The 1965 show was recorded the day before the band’s famed Shea Stadium concert. Just a year and a half after their first Sullivan appearance, and the group’s songs are already evolving. Instead of “I Want to Hold Your Hand” and “She Loves You”, you have the group performing “Help” and “Ticket to Ride”. Paul McCartney sings “Yesterday” solo, to a pre recorded string section. The band’s charm is still on display, as Lennon plays the keyboards with his elbow during “I’m Down”. After McCartney finishes “Yesterday”, Lennon says “Thank you Paul. That was just like him.” Ringo Starr introduces “Act Naturally” by saying he’s “All nervous and out of tune”. Other acts on this broadcast are Soupy Sales, another Brian Epstein client Cilla Black, and Allen and Rossi again.

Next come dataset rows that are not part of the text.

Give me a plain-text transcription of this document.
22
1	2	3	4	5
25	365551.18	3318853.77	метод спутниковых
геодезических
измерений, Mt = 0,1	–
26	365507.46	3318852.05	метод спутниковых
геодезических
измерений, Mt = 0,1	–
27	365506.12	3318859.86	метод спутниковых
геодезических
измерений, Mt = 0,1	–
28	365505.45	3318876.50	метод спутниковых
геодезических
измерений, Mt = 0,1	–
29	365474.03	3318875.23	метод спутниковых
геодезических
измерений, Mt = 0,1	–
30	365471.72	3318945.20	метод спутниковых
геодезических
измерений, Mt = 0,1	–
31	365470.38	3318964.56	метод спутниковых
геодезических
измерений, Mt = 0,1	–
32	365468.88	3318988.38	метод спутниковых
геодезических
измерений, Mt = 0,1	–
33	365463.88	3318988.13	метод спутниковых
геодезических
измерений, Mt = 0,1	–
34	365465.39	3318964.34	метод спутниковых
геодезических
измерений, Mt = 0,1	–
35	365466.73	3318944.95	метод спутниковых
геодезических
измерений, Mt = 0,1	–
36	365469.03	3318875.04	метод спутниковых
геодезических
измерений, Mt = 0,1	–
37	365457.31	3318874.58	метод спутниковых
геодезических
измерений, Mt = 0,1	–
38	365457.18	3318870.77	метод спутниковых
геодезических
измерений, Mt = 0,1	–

These same four Sullivan Beatles shows were released on DVD in 2003 by Sofa Entertainment. This new Hip-O set offers 13 minutes of bonus features not found on the 2003 DVD’s. However, the bonus features, on the whole, aren’t that interesting. Two brief plugs by Sullivan for The Beatles February 9th appearance are shown. A clip of Sullivan interviewing The Beatles on the set of “A Hard Day’s Night” is included. When originally broadcast, the interview was followed by an outtake from the movie of the band performing “You Can’t Do That”. That clip is missing from the new DVD, even though it had appeared in the 1998 disc,”The Making of A Hard Day’s Night”. The new set features a a cute but brief 1964 show clip where Sullivan and puppet Topo Gigio model Beatle wigs. A 1967 segment finds Sullivan reading a telegram from The Beatles. But again what followed when first broadcast, the group’s music video for “Hello Goodbye”, is not found among the bonus material.

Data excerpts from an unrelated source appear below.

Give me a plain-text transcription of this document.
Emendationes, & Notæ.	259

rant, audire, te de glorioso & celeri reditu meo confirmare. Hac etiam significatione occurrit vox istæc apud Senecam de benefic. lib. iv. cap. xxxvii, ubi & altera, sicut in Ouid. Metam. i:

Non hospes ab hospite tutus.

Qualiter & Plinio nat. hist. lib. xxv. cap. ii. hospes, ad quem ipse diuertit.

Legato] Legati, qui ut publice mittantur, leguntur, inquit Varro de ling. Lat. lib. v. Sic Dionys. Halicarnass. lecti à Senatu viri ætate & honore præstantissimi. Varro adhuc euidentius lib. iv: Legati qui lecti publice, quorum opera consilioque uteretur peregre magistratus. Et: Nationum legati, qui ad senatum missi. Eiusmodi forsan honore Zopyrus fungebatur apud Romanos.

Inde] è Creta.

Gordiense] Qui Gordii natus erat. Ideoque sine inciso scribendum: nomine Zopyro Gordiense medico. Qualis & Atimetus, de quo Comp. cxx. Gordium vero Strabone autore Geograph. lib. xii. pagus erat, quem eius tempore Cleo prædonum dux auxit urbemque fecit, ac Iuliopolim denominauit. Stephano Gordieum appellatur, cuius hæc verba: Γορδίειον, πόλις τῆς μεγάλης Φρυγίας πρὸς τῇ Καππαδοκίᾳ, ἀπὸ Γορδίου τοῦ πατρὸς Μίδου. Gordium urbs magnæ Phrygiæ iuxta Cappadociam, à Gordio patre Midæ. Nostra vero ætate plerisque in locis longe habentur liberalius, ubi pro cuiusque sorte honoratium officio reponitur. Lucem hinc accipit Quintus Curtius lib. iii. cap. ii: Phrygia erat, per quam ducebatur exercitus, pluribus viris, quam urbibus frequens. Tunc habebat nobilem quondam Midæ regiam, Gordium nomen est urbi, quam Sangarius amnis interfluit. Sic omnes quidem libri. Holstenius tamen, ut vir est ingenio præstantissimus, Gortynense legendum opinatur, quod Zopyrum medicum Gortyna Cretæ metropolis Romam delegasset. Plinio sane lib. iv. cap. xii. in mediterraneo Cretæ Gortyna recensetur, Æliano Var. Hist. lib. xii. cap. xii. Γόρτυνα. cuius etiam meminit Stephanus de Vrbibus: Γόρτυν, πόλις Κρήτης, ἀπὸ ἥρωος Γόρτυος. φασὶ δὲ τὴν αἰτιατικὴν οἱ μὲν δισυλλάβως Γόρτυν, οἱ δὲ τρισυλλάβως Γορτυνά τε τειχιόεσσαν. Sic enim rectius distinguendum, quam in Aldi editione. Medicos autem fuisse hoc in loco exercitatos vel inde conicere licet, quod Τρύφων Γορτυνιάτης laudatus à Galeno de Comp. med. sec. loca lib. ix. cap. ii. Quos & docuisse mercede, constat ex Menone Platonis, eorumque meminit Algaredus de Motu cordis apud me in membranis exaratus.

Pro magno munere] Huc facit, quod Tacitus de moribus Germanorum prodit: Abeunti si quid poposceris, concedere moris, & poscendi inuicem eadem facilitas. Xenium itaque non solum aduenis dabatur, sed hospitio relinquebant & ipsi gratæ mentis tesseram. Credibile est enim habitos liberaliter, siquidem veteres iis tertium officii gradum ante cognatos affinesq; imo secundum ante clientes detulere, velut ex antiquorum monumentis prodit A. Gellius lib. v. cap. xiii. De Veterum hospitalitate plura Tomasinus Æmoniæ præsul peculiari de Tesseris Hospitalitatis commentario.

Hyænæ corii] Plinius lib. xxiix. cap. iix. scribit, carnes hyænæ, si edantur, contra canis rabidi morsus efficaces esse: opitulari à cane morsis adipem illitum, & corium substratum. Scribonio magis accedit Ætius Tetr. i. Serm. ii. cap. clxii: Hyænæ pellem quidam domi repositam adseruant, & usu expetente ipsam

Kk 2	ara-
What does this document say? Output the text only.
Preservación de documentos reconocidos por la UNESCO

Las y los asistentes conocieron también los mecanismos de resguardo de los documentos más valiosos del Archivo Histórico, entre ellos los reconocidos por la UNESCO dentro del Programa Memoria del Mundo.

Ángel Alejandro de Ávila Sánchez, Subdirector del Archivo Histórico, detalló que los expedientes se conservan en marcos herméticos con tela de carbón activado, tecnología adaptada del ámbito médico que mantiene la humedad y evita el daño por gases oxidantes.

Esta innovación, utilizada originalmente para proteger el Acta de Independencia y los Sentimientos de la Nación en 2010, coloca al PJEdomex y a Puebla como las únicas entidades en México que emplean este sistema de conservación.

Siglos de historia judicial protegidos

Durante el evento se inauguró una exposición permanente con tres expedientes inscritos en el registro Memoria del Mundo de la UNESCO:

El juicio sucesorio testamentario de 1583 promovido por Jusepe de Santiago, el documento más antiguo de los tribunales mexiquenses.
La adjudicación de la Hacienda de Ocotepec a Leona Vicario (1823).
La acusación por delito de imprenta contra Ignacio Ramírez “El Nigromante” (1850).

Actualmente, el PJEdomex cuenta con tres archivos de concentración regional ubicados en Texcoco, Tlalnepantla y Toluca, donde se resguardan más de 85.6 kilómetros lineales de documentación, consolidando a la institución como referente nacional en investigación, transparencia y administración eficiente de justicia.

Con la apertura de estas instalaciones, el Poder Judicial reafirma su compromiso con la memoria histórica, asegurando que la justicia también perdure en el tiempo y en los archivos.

In fact, The Beatles made a total of 10 Sullivan Show appearances, including seven taped performances. Videos of the performances would have been a great addition to the four complete Sullivan programs in the discs. A special intro by the band along with lip synch performances of “Paperback Writer” and “Rain” aired in 1966 on the Sullivan show. As mentioned, the video of “Hello Goodbye” was broadcast in 1967. The last Beatle footage broadcast on the Sullivan show were clips of “Let It Be” and “Two of Us” in 1970. All are missing from the this DVD.
The picture and sound have been remastered for the new “4 Complete Ed Sullivan Shows”, but aren’t dramatically different from the 2003 release. You can play just the Beatles segments on the new version, which is a nice option.
The packaging of “The 4 Complete Ed Sullivan Shows” set is very simple, almost bare bones,with both discs housed together in a slim box sized case. The lineup of performers for the four shows are the only info included with the DVD’s. It would have been nice, too, to have included a booklet with quotes from the surviving Beatles, or perhaps Jones,Gaynor, and others on their feelings today about the four Sullivan programs. Photos of the broadcasts could go alongside the the text.
“The 4 Complete Ed Sullivan Shows Starring The Beatles” would make a good purchase for fans of The Beatles, rock music, and television history. But, if you own the 2003 release, you can pass on this one.
“A Really Big Show A Real History of The Ed Sullivan Show”, 1992, Text Edited by John Leonard, Edited by Claudia Falkenburg and Andrew Solt, 1992,Viking Studio Books.
“The Beatles Film & TV Chronicle 1961-1970” by Jorg Pieper and Volker Path, 2005, Premium Publishing.